Actually, it's a pretty slick idea mate! If you had a good marketing team, you could target big studios with this one :D


This is really nice but the colours are somewhat artificial, thus the selections are somewhat biased towards man made images. I suggest using smaples of colours from real images, such as real skin, sea, sand etc.


I don't understand what you are saying. The artificial selection of the default colors? Well, you can edit the colors to any html colors, which is about 16 million...


Do you mean that the algo sorts on decreasing color frequency? i.e. you choose "blue" then the top results are images that are literally all "blue".
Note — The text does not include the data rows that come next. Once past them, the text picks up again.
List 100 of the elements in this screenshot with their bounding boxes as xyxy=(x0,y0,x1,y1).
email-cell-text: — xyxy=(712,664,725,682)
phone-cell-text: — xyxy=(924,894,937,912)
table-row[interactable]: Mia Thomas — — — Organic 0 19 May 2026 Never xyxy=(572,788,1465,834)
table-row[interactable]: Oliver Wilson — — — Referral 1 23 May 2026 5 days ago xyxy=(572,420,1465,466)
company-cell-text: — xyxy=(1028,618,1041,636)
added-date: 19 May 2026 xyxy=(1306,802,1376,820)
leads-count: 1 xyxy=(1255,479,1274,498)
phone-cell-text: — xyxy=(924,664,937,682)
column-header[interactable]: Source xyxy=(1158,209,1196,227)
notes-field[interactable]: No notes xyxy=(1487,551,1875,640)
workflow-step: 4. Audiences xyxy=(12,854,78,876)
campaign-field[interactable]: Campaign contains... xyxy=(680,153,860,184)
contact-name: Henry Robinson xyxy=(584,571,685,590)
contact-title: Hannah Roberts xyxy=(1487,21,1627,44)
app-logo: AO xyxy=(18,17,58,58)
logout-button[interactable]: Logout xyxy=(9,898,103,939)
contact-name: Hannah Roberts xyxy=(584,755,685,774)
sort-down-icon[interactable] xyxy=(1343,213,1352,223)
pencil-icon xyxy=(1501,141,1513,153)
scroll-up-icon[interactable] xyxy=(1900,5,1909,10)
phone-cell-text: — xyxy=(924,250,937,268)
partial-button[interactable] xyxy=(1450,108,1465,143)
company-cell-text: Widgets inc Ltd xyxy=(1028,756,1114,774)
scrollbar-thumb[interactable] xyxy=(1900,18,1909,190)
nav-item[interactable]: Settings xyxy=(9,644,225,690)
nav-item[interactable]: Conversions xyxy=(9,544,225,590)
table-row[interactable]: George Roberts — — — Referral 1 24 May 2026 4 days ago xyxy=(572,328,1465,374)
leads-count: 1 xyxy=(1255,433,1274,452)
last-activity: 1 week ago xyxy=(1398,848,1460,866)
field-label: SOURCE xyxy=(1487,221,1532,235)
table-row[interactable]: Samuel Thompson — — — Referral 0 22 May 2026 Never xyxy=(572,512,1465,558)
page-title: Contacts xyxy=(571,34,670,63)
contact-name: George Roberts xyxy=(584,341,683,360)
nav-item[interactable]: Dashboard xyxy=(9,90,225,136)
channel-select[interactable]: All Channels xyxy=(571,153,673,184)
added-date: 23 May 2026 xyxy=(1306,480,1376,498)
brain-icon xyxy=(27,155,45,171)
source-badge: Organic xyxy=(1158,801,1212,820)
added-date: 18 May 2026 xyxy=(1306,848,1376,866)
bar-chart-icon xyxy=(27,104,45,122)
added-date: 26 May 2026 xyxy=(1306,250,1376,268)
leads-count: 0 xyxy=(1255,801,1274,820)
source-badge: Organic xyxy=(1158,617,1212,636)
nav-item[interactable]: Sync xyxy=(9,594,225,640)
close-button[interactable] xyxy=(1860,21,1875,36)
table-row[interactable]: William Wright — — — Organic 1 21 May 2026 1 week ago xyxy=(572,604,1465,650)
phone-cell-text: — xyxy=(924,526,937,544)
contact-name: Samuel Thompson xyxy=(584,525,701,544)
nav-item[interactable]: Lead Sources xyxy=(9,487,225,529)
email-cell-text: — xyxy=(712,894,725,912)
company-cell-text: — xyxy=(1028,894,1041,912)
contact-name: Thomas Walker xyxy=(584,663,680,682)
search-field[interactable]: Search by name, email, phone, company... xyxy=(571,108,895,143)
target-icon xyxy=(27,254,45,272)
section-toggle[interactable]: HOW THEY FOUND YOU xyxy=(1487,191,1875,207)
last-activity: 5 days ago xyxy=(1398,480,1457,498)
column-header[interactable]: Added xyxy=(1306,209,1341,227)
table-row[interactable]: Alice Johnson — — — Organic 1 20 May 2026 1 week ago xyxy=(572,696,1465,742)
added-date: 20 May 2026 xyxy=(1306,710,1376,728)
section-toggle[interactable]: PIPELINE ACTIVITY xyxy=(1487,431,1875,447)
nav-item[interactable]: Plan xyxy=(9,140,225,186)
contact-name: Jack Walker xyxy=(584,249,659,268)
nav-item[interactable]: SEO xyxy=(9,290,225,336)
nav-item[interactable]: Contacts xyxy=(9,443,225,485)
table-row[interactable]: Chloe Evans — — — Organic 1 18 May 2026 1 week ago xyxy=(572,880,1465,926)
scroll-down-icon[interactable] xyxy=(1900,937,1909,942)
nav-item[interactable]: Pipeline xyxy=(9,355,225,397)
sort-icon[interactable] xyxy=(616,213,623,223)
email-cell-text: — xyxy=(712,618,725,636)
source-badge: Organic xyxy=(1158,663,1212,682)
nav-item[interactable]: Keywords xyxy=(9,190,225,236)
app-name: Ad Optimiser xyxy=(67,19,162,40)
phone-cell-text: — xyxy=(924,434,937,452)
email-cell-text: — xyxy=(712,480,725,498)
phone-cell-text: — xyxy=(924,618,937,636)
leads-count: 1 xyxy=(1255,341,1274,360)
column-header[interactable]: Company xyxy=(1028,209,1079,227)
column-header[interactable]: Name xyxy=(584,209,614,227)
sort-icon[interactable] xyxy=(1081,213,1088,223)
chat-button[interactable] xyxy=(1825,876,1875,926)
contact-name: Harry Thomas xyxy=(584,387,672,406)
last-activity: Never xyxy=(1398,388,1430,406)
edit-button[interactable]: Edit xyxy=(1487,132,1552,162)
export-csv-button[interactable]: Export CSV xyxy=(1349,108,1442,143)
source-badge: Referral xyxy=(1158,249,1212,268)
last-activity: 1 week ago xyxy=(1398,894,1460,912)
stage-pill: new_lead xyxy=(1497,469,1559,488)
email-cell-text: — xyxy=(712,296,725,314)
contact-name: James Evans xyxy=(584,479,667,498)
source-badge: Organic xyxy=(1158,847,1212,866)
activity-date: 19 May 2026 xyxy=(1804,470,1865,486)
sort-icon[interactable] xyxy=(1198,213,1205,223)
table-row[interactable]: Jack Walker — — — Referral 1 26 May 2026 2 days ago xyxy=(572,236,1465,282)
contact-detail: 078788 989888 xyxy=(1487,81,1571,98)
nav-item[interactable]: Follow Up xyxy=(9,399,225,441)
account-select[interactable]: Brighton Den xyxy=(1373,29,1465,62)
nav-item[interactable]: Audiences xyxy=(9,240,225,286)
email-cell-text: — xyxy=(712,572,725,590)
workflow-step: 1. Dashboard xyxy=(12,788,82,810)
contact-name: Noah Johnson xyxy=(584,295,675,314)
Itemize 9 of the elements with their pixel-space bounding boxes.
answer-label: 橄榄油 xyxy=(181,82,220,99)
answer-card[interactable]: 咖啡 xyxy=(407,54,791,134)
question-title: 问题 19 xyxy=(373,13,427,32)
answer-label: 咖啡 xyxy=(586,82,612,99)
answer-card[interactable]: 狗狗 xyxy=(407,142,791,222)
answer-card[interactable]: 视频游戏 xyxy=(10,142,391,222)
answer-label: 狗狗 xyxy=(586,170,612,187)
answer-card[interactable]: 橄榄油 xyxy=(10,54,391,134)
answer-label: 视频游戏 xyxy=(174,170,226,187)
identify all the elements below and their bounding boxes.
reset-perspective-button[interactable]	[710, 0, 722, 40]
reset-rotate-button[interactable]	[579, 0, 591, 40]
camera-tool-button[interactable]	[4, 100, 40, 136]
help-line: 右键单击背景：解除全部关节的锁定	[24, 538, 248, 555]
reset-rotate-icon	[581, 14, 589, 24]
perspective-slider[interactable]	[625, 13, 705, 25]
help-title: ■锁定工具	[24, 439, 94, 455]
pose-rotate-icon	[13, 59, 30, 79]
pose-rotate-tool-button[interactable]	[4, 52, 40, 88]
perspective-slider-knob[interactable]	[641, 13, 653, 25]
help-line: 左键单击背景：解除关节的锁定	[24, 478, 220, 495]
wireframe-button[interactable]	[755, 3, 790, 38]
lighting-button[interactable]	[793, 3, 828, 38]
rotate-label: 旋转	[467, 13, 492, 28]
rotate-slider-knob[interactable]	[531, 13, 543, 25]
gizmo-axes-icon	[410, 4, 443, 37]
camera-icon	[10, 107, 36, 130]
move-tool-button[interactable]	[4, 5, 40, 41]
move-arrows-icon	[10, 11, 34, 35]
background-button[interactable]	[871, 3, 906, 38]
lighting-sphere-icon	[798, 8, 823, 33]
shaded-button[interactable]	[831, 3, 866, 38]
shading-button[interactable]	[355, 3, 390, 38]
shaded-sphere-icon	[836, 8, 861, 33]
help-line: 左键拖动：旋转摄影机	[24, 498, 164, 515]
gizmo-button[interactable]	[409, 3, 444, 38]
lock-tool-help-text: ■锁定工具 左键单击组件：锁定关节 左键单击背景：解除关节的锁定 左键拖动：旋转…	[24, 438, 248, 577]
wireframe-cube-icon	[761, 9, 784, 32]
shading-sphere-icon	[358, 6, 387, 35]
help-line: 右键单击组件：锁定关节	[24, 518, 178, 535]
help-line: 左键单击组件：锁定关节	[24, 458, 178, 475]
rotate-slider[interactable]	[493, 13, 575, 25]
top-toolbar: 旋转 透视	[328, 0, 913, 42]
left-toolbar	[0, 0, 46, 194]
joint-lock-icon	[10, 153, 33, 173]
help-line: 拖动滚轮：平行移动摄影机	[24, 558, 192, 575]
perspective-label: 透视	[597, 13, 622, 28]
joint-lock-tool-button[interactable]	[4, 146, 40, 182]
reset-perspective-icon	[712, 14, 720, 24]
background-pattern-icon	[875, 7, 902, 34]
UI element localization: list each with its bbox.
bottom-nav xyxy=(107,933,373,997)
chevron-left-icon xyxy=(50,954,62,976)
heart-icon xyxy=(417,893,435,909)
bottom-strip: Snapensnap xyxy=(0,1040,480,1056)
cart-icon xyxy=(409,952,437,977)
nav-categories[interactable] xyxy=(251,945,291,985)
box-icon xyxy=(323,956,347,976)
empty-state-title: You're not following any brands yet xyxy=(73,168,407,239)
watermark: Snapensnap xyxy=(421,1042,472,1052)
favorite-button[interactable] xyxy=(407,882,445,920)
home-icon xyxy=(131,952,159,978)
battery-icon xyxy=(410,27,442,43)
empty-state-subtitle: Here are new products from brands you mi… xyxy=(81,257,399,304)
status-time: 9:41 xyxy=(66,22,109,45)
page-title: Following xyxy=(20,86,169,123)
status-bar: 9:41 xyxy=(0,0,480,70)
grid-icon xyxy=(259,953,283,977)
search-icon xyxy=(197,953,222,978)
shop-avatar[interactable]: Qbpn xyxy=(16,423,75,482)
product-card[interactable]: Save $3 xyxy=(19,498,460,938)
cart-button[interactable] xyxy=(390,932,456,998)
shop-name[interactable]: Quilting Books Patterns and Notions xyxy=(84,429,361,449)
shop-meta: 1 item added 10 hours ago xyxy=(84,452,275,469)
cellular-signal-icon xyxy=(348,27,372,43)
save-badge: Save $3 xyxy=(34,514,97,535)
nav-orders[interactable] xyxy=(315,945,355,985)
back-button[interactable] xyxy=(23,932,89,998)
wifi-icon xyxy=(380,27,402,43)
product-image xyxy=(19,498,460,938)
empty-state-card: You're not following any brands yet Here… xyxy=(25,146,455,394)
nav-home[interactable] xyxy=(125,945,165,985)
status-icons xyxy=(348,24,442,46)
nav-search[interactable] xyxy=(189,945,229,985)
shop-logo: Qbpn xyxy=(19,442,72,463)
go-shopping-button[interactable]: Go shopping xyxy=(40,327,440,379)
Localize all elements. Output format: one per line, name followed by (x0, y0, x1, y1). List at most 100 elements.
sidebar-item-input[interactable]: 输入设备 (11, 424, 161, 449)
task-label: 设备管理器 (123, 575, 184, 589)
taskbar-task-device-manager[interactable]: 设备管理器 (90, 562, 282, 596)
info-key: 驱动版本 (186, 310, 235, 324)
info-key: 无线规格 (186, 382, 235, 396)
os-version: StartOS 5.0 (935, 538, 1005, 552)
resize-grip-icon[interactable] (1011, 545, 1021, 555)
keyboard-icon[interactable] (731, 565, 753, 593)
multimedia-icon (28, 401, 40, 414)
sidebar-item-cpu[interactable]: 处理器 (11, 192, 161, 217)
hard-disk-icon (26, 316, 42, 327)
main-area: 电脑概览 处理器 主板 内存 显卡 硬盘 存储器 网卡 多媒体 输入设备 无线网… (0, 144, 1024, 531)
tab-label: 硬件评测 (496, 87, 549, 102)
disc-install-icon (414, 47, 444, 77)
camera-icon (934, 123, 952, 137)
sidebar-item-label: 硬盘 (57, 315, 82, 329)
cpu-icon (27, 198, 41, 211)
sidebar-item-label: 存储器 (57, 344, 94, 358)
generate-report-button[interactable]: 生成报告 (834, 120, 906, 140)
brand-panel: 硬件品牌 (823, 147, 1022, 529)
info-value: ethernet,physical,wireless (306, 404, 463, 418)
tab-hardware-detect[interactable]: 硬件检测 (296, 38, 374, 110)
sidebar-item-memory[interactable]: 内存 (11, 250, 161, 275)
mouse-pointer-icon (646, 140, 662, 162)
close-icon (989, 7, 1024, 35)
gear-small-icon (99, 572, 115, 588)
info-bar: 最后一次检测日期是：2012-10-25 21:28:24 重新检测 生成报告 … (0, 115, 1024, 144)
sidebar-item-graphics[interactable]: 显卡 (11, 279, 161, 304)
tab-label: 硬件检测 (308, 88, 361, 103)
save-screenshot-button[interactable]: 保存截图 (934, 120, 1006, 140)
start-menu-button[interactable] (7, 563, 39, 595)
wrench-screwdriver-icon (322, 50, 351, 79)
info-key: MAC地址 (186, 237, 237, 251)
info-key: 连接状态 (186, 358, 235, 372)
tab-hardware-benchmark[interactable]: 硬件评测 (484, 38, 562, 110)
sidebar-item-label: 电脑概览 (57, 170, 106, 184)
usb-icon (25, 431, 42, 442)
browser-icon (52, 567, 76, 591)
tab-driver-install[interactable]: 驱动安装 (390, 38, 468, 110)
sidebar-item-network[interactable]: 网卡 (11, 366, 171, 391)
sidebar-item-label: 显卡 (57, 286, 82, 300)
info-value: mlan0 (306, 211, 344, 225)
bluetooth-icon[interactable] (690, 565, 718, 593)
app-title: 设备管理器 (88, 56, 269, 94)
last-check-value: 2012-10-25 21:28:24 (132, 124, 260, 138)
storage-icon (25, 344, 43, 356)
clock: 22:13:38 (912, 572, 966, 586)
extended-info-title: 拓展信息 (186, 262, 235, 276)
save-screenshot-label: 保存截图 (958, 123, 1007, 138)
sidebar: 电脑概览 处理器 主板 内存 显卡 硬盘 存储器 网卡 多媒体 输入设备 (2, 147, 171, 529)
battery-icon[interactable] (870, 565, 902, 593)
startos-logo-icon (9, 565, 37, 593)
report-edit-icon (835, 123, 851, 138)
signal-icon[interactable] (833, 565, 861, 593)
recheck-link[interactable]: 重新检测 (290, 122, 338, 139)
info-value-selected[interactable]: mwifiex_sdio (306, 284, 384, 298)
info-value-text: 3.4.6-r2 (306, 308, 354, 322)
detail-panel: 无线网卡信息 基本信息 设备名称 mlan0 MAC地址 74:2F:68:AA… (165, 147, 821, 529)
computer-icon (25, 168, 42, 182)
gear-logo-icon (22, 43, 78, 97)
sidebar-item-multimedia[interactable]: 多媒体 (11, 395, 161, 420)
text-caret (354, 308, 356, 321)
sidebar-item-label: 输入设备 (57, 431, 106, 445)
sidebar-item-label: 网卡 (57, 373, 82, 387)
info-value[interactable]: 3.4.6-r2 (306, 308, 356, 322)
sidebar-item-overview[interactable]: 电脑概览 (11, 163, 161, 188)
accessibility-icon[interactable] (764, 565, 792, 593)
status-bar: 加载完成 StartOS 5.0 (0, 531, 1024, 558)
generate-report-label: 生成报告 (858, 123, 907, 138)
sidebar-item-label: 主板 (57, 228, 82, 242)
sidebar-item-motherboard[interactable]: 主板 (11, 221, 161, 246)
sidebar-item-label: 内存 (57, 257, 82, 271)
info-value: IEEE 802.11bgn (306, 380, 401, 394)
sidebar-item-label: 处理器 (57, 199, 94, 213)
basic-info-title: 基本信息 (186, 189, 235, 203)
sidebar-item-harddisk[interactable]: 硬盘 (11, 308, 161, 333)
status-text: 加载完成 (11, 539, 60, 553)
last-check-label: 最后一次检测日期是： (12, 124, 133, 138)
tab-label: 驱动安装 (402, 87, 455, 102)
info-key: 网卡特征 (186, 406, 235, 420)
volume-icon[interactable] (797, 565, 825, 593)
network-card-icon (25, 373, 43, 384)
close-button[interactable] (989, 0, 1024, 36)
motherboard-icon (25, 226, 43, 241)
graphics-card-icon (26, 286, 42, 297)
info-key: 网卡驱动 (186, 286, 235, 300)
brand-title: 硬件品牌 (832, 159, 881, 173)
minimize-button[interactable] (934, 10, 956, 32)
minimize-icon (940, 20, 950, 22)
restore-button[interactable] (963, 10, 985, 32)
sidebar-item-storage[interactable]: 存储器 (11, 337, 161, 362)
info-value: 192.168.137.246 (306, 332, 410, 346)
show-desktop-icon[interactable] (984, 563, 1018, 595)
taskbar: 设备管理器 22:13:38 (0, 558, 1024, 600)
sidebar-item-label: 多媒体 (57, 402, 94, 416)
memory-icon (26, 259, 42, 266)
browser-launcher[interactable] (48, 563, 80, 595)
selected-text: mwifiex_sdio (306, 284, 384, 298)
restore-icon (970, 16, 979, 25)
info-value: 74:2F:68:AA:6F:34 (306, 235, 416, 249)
Usually when I want an image with a specific color, I don't want the entire image to be that color...


I get what you're saying. Maybe you could throw in a lower bound of the hue variation of the image as a parameter into the search to find "natural looking" images but with prominent fields of the desired color.


wut

You can choose almost any color in the visible spectrum.

You can also source a color and paste it has hex.